Does anyone know any reasons it would not read the UITextFields? And the one UIButton? Is there something special that needs to be done for those to be read? Or something special to be done to a UITableViewCell subclass that I haven't done?

Sorry for posting no code, I'm not really sure what code would be relevant to post since I don't see anything related to accessibility at all in the code. In the storyboard, it is selected as accessible for all elements I want read, however the UITextFields seem to ignore this setting.

Upvotes: 1

Views: 2735

Answers (2)

MobA11y
MobA11y

Reputation: 18860

What you want to do is create a custom cell class, and override the accessibilityLabel property of that class. Collecting all subviews accessibility labels. I'm on a windows machine now, so pardon if this doesn't quite compile, but you should get the idea.

@implementation MyCustomCellViewClass

-(NSString*)accessibilityLabel {

    NSMutableString* result = [NSMutableString new];
    for (subview in [view accessibilityElementViews]) {
        [result append:subview.accessibilityLabel];
    }
    return result;
}

By including this as a property override, rather than setting accessibility labels at all potential points that it changes, you remove the concern of future devs overriding this behavior. You also gain automatic handling of dynamic elements within these cells, as the accessibility label will simply stay in sync with the accessibility information of the subviews. You can then include this class as a parent class of any future subclasses to trivially maintain this behavior. If any of your devs are dumb enough to remove this sub class from the inheritance tree you have bigger problems to deal with!

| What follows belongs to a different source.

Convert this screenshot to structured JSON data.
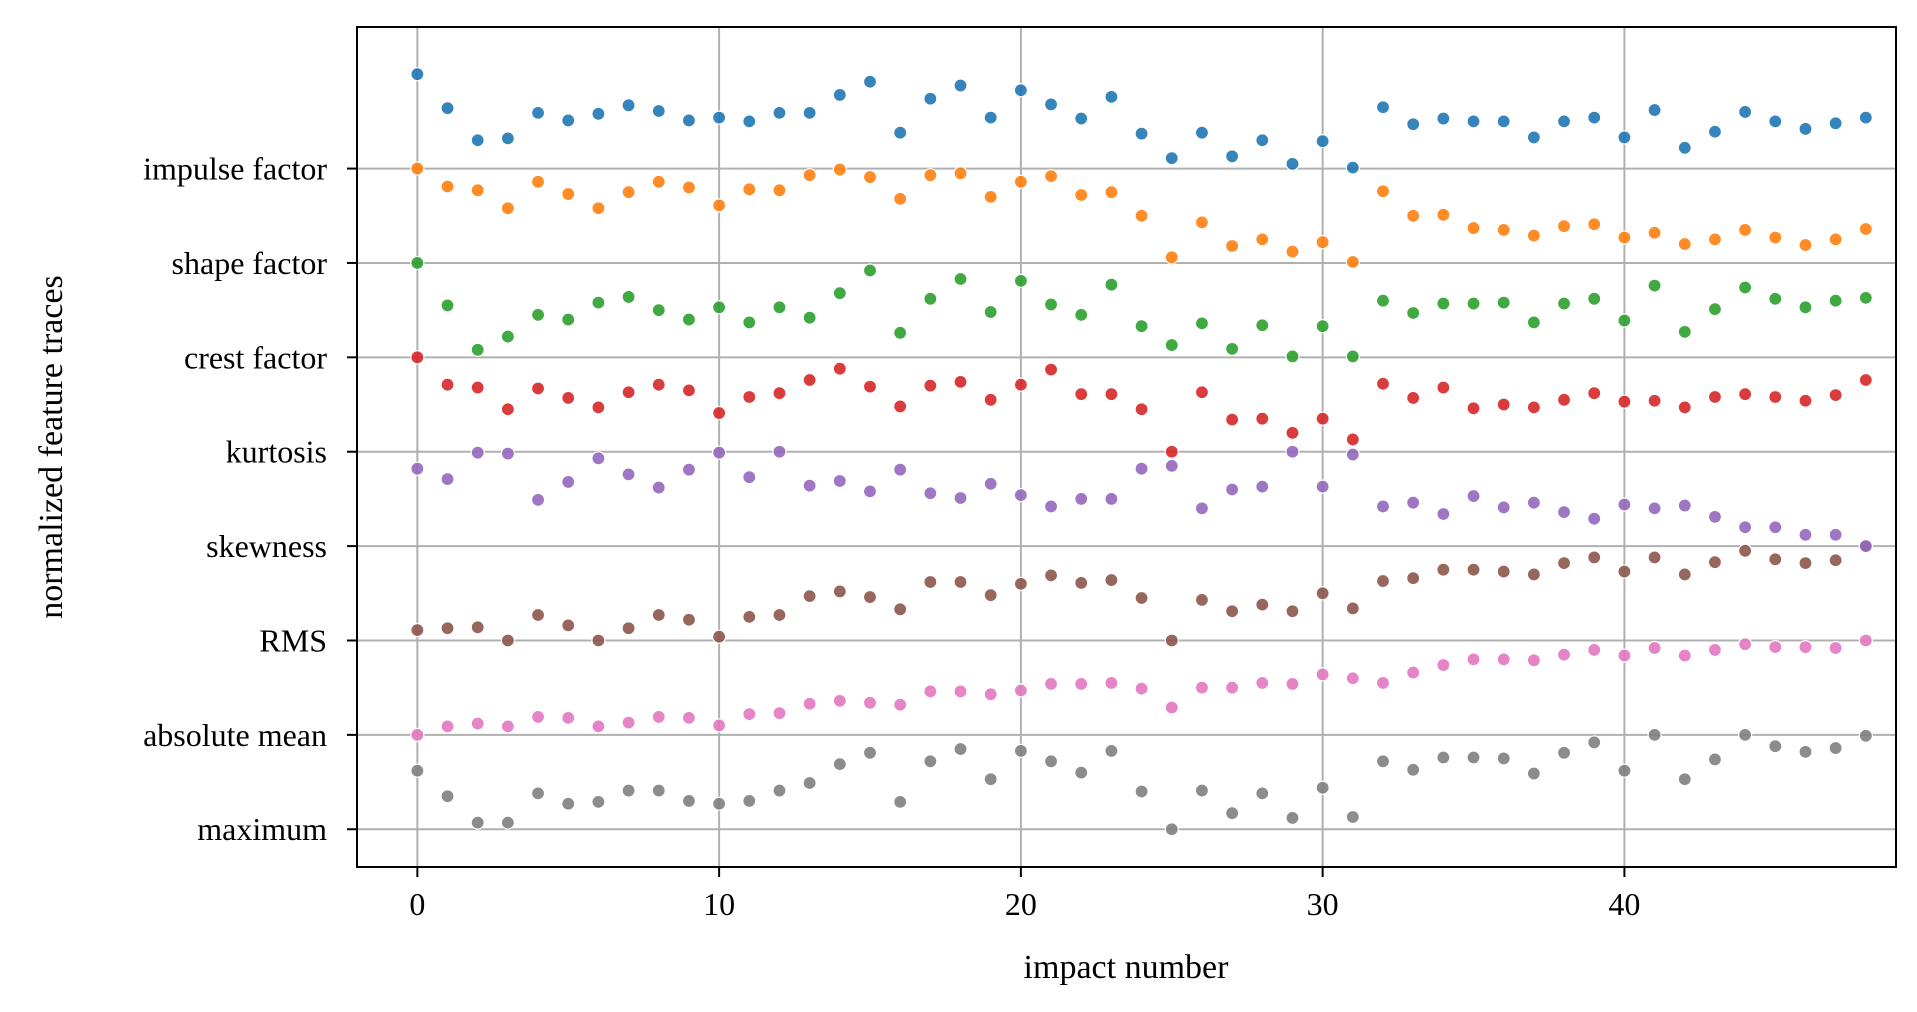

Make sure with this approach that your cell has the correct role. Whatever the active element of the cell is (be it a tab, link, button, etc) should be the role of your super view. The other elements are just informative.

Upvotes: 1

Teja Nandamuri
Teja Nandamuri

Reputation: 11201

Let's say your table cell has 4 elements a label, a button, a text field, a image view. All these elements are in the contentView of your tablecell.

To make sure the voice over reads all the 4 elements in your table cell, you need to tell the voice over that your contentview contains 4 elements.You can do this by adding all the elements in your contentView to the contentView's accessibilityElements Array.

 contentView.accessibilityElements=@[label,button,textField,imageView];

Then the voice over will not skip any of these 4 elements.